By Miya Williams
I could literally feel the floorboards thumping. The music blared and the crowd excitedly bounced and rapped along to each song as Nas performed at House of Blues Chicago. Shortly before he took the stage, comedian Affion Crockett accused the audience of having “white linen, two-stepping energy.” Crockett predicted that energy would change for Nas and he was certainly right. The result was infectious.

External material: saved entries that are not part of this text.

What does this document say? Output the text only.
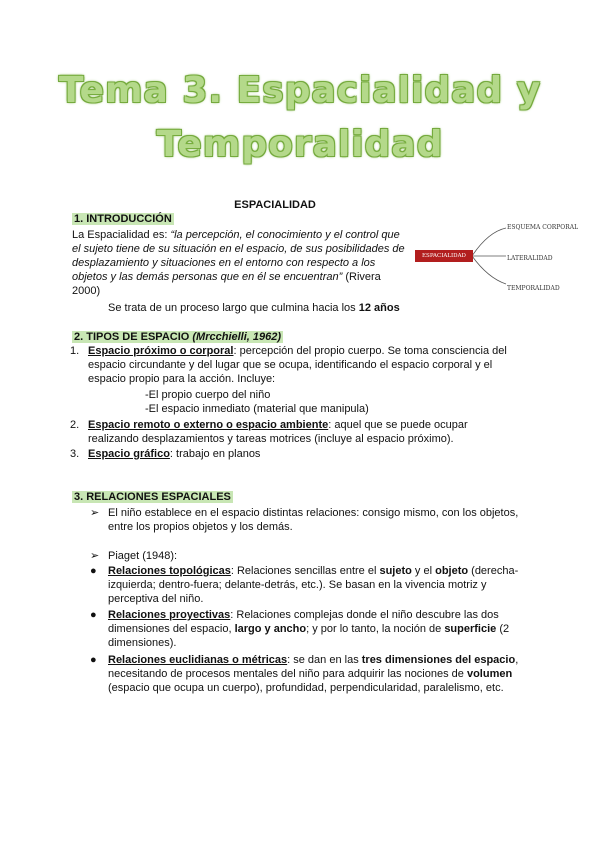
Tema 3. Espacialidad y
Temporalidad
ESPACIALIDAD
1. INTRODUCCIÓN
La Espacialidad es: “la percepción, el conocimiento y el control que el sujeto tiene de su situación en el espacio, de sus posibilidades de desplazamiento y situaciones en el entorno con respecto a los objetos y las demás personas que en él se encuentran” (Rivera 2000)
Se trata de un proceso largo que culmina hacia los 12 años
ESPACIALIDAD
ESQUEMA CORPORAL
LATERALIDAD
TEMPORALIDAD
2. TIPOS DE ESPACIO (Mrcchielli, 1962)
1. Espacio próximo o corporal: percepción del propio cuerpo. Se toma consciencia del espacio circundante y del lugar que se ocupa, identificando el espacio corporal y el espacio propio para la acción. Incluye:
-El propio cuerpo del niño
-El espacio inmediato (material que manipula)
2. Espacio remoto o externo o espacio ambiente: aquel que se puede ocupar realizando desplazamientos y tareas motrices (incluye al espacio próximo).
3. Espacio gráfico: trabajo en planos
3. RELACIONES ESPACIALES
➢ El niño establece en el espacio distintas relaciones: consigo mismo, con los objetos, entre los propios objetos y los demás.
➢ Piaget (1948):
● Relaciones topológicas: Relaciones sencillas entre el sujeto y el objeto (derecha-izquierda; dentro-fuera; delante-detrás, etc.). Se basan en la vivencia motriz y perceptiva del niño.
● Relaciones proyectivas: Relaciones complejas donde el niño descubre las dos dimensiones del espacio, largo y ancho; y por lo tanto, la noción de superficie (2 dimensiones).
● Relaciones euclidianas o métricas: se dan en las tres dimensiones del espacio, necesitando de procesos mentales del niño para adquirir las nociones de volumen (espacio que ocupa un cuerpo), profundidad, perpendicularidad, paralelismo, etc.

Even if attendees didn’t know every song Nas performed, they definitely couldn’t help moving to the beat and joining in the crowd’s liveliness. People chanted “Braaaave Hearrrrt” to favorites such as “Made You Look” and responded with applause and shouts to songs from his current album, Life is Good, which debuted at No. 1 on the R&B/Hip-Hop Albums chart. Over the course of the night Nas demonstrated why people still revere him as one of the best rappers in the game.
Nas told the crowd that the House of Blues Chicago was one of his favorite venues and it wasn’t difficult to understand why. The three-story performance space easily fit the hundreds of people who came out to see the rapper along with Pusha-T (half of the duo Clipse) for the launch of this year’s Heineken Red Star Access tour. At the beginning of the night it looked doubtful that the long line of people wrapped around the building would actually fit in the venue, but each floor seemed to expand as the space quickly filled.
Attendees were offered free Heineken all night with the option of Heineken, Heineken Light or Heineken Dark. Appetizers of bite-sized deep-dish pizzas, tortilla chips and spinach-artichoke dip and mini hot dogs were available throughout the night as well.
As people entered the venue, DJ Kiss immediately got them in the partying mood playing current and past hip hop tracks. She easily made the crowd forget the amount of time between sets as we bobbed our heads, danced or sang to the music.
Crockett opened up the show joking that he was “on [his] black Ryan Seacrest” for the night. He announced details about prizes Heineken was offering such as T-shirt and snapback hat giveaways or the chance to go backstage. He later kept the crowd entertained by beatboxing to classic hip-hop songs such as Sugarhill Gang’s “Rapper’s Delight.”
When Pusha-T came onstage he immediately grabbed the crowd’s attention with his verse from the remix of Chief Keef’s hit “I Don’t Like,” which is most popular for it’s remixed version featuring Kanye West. He followed that with “Grindin” from his early Clipse days along with the duo’s 2009 hit “Popular Demand.” Signed to Kanye’s label G.O.O.D. Music, Pusha-T also rapped his verse from the current crowd-pleaser “Lamborghini Mercy.” He announced his solo album will be released later this year and performed the single “New God Flow.” Dressed in a red T-shirt, black jeans and a Chicago Bulls cap, Pusha-T thanked Chicago for “bein with [him] from the beginning.”
Nas wore all black with aviator sunglasses and a gold bracelet, necklace and blinged out pinky ring as he got the crowd hype with his music. He took everyone down memory lane with songs from earlier albums such as “N.Y. State of Mind,” “Represent” and “The World is Yours,” off his debut album Illmatic and “Street Dreams” and “If I Ruled the World” from It Was Written. When the DJ started playing the kid-friendly song “I Can,” he quickly cut it off, which resulted in moans from the crowd. He shook his head and asked in disbelief, “Ya’ll wanted that?”
Feelings were appeased when he performed the MTV-banned “Hate Me Now” followed by his new song “Bye Baby,” which addresses his divorce from R&B singer Kelis. His performance of “Loco-Motive” was a special treat as he didn’t record the song for mass distribution. “I didn’t care about a pop song so . . . they are never gonna play this on the radio.” He even joked that he would go to the radio station to snatch the record if he did in fact hear it. The set ended with his new single “Stay,” as he expressed his desire to remain on stage.
Crockett closed out the program with an impersonation of Nas, encouraged by the rapper. He resisted providing any further comedy as he said, “Tonight I’m just a fan.” “So am I,” replied Nas in reference to his admiration of Crockett. But it was obvious that night, everyone was.